This is a poem for Oakland, for the fallen brothers, for the fallen trees —
and for the good men in my life.
The Tree Hugger
his skin is brown
limbs long, he is lanky like me
but still: strong arms, thick spine
he is an oak
tree rooted in the Town
find him from Lower Bottoms
to top of the hills
from Berkeley border to Deep East
he is a tree and we
have never spoke,
clapped hands, dapped it up
i barely look him in the eye
* * *
i remember the first time
someone asked me to hug a tree
DC, 10th grade
field trip for all the city kids, all boys,
took us all the way past the suburbs
to the mystical land of West Virginia
Appalachia:
land of miners and mountains
union bumperstickers and a Confederate flag
sharing the same Chevy in front of our bus
poor white folks and the richest forests
my greedy eyes had ever seen
i loved climbing trees
used to race my brother to the top
like we were running from the cops
which he was,
sometimes,
but no sirens singing out here in coal country
just pines and firs and miles and miles of
oaks: thick, brown, and beautiful
with green goatees and high-top fades
like Will Smith from the ’80s
hiking through the woods
in our oversized Timberlands
that actually made sense for once,
we reach a green meadow
and in the middle:
a single, giant oak.
Mr. Jeffries, biology teacher
in khakis and a comb-over, says
“Alright, boys. One by one,
I want everyone to go hug that tree.”
What?
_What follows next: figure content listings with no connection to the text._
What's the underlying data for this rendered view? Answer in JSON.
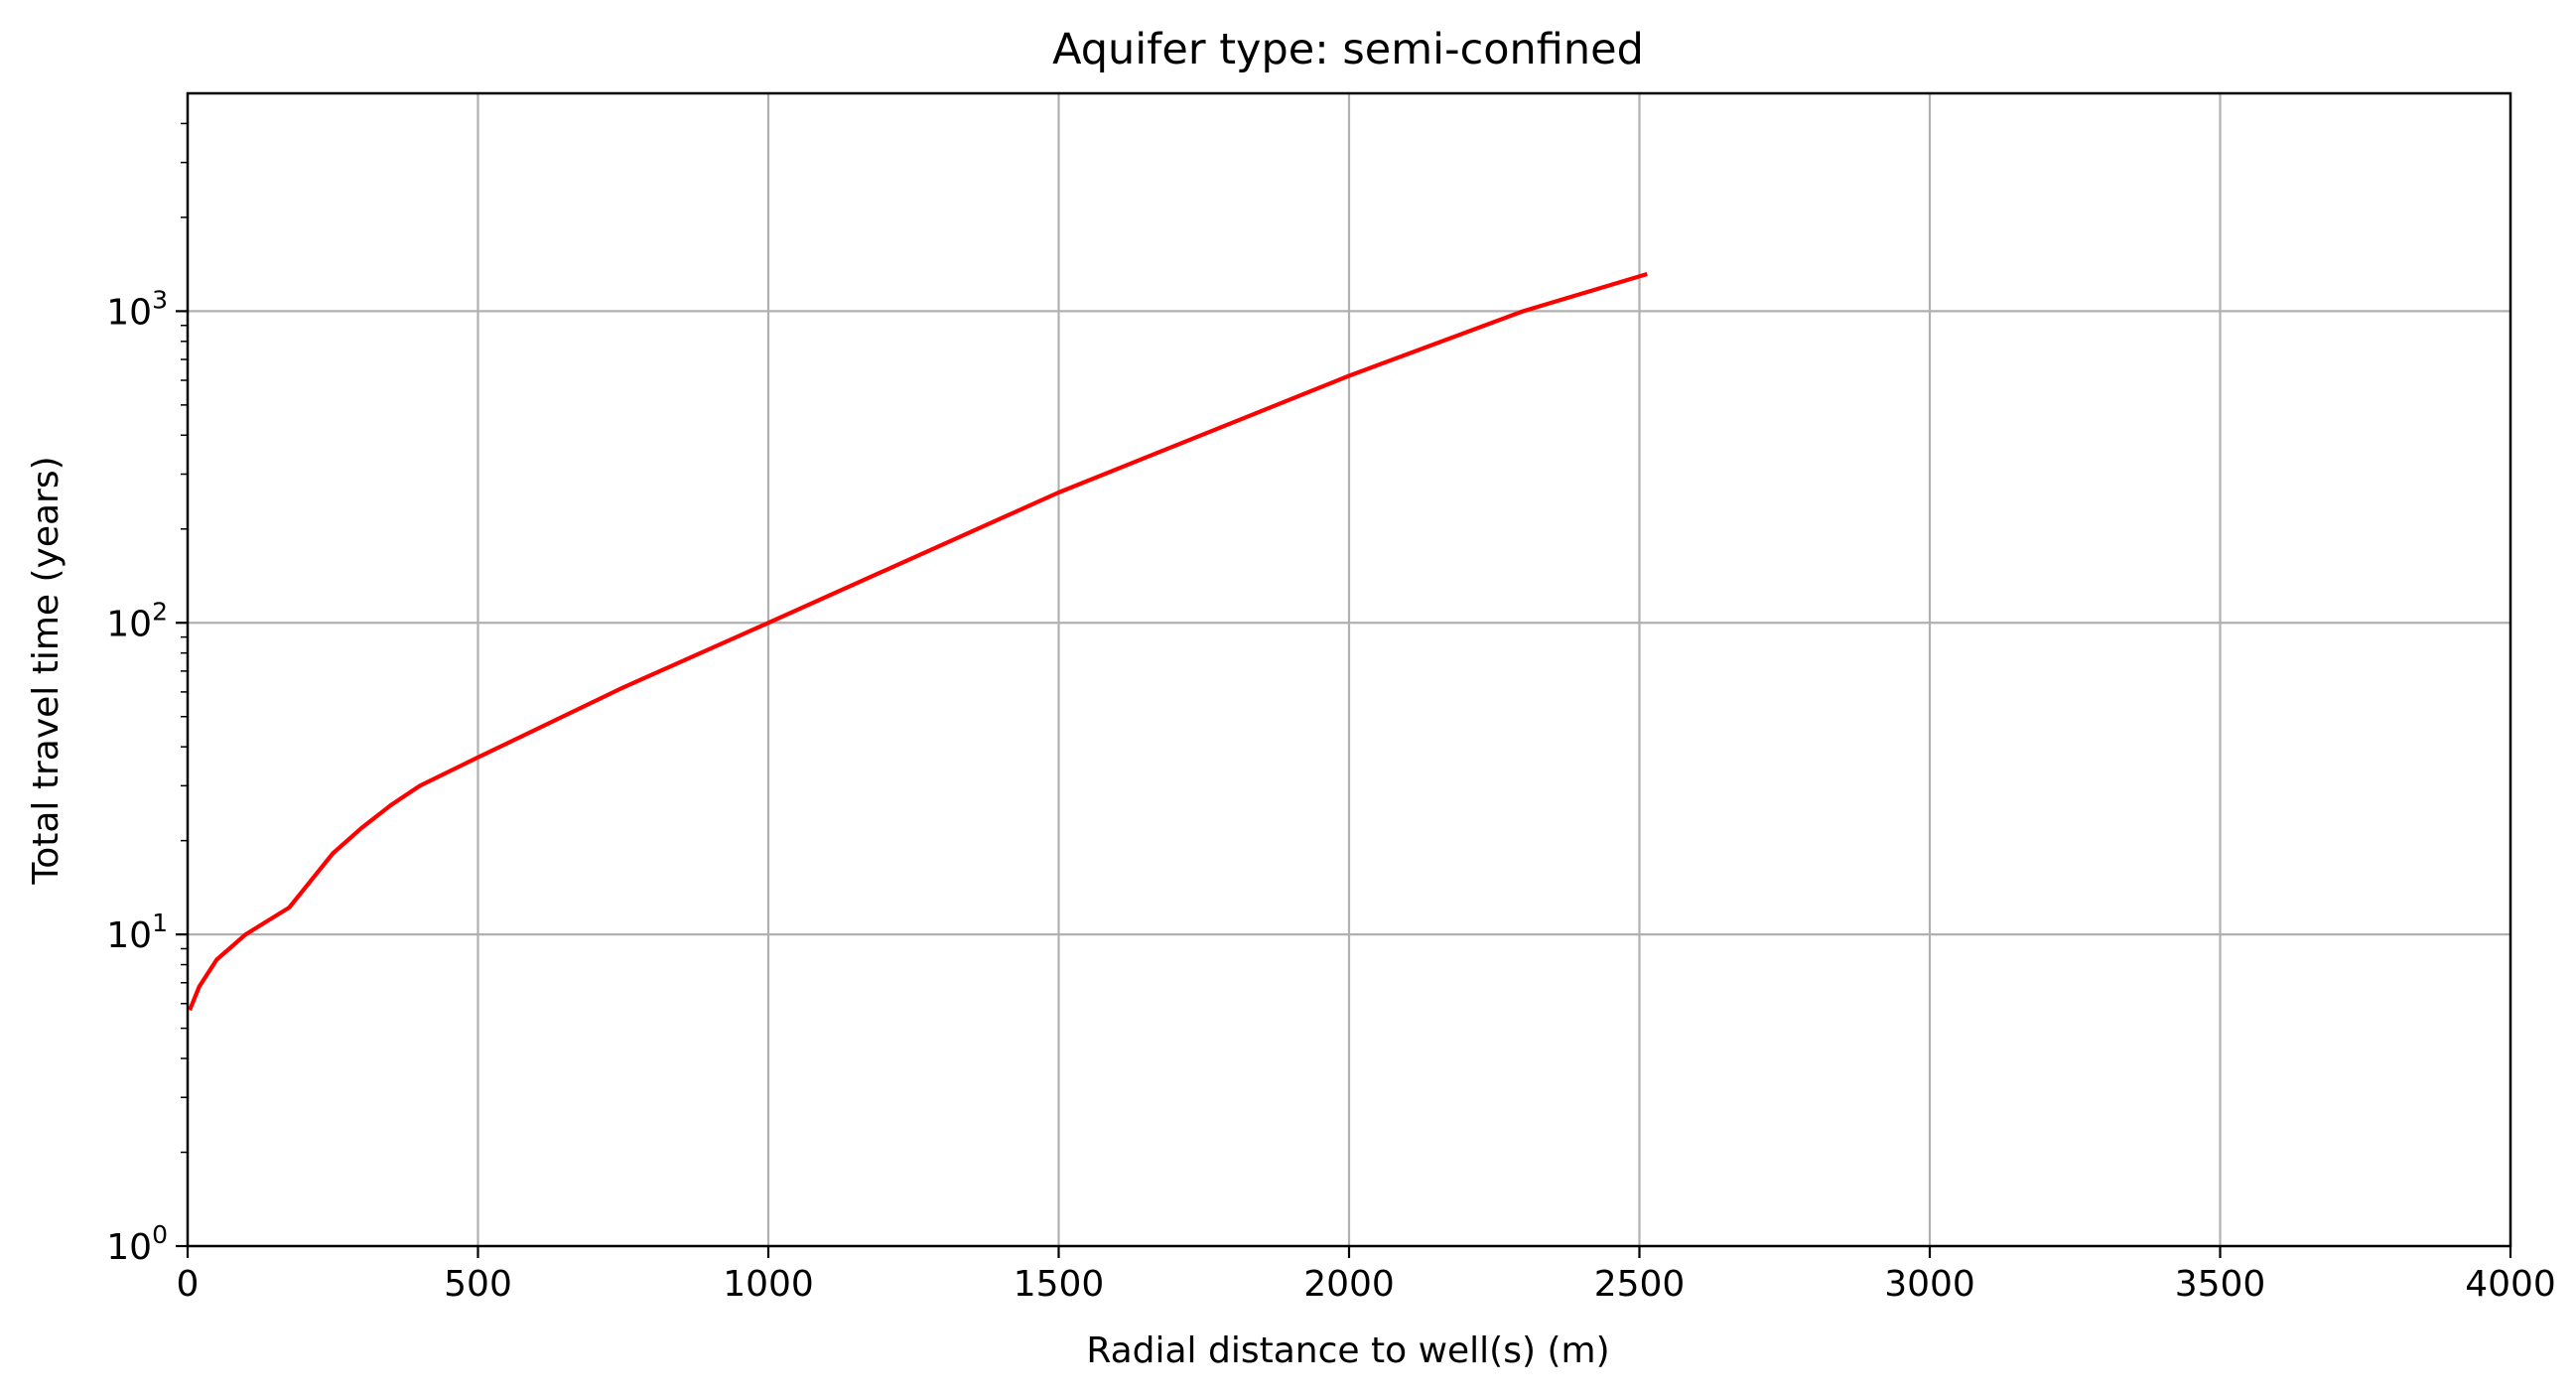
{
  "chart_data": {
    "type": "line",
    "title": "Aquifer type: semi-confined",
    "xlabel": "Radial distance to well(s) (m)",
    "ylabel": "Total travel time (years)",
    "xlim": [
      0,
      4000
    ],
    "ylim": [
      1,
      5000
    ],
    "yscale": "log",
    "grid": true,
    "x_ticks": [
      "0",
      "500",
      "1000",
      "1500",
      "2000",
      "2500",
      "3000",
      "3500",
      "4000"
    ],
    "y_ticks": [
      {
        "base": "10",
        "exp": "0"
      },
      {
        "base": "10",
        "exp": "1"
      },
      {
        "base": "10",
        "exp": "2"
      },
      {
        "base": "10",
        "exp": "3"
      }
    ],
    "series": [
      {
        "color": "#ff0000",
        "x": [
          5,
          20,
          50,
          100,
          175,
          250,
          300,
          350,
          400,
          500,
          750,
          1000,
          1500,
          2000,
          2300,
          2510
        ],
        "y": [
          5.8,
          6.8,
          8.3,
          10.0,
          12.2,
          18.2,
          22.0,
          26.0,
          30.0,
          37.0,
          62.0,
          100.0,
          262.0,
          620.0,
          1000.0,
          1310.0
        ]
      }
    ]
  }
}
Are you crazy?
twenty pairs of male eyes
shoot back at him.
Do you see any tye-dye
on my shirt?
Did perfectly groomed dreadlocks
suddenly bloom out of my rasta hat?
I’m not hugging no tree.
You hug the fucking tree.
* * *
before he left,
my pops didn’t beat me.
he didn’t raise a drunken fist.
he didn’t swing a leather belt.
he didn’t find a new use
for a waffle iron or a phone book.
he never did any of that.
never touched me at all.
there was no high-five
after i made varsity as a freshman,
no bear hug when Grandma’s diabetes took over,
no steady hand on my shoulder
when Chris got locked up
to let me know It’s gonna be ok, son.
my father is a good man.
his hands as big
and strong as his heart.
he was just never taught
how to use them.
* * *
in Oakland,
men walk by each other
with eyes averted
we’d rather look at the pavement
than another dude
pretend not to see how dark
his bark is than get caught up in the roots
scared
that behind every tree
is a trap:
a noose waiting to be wrapped
around my limbs
a .45 hidden between the leaves
we are men of hard wood
hard ‘hoods, locally grown in the Town
we are the freshest, the most organic
but we chop each other down
in our prime
young oaks turned stumps
decades before their time
seems like the only time
i look a man in the eye
is when he’s lying
in a wooden box
about to be buried
six rings under the earth
like roots in concrete
blood on virgin soil
we should not be here
he should not be here
confined to this timber casket
buried in his own flesh
* * *
and now
i see him again
standing there
tall, lanky, alone
on the corner
of 19th and Foothill
his eyes, ancient but accurate
like they could see right through me,
which they do
i walk up quietly
look around to make sure
no one is watching
and step up till my nose
is inches from his
i want to hold him tight
like a baseball glove
like a firm grip
like a leather belt
in a father’s hand
and maybe he
is wishing the same
but i can’t hear his whisper
over the circus of this city
all i hear is the question
chainsawing its way
through my brain
as we stand here
staring at each other,
two trees
on a lonely corner in Oakland,
tell me:
Who will reach out first?
Thank you for sharing this. Of all the happenings and conversations and news that pour into my senses today, I do believe this will be the most spiritual. A real event, in a real life. A poem that reaches out and touches hearts and ties things together in an honest, simple and evolutionary way.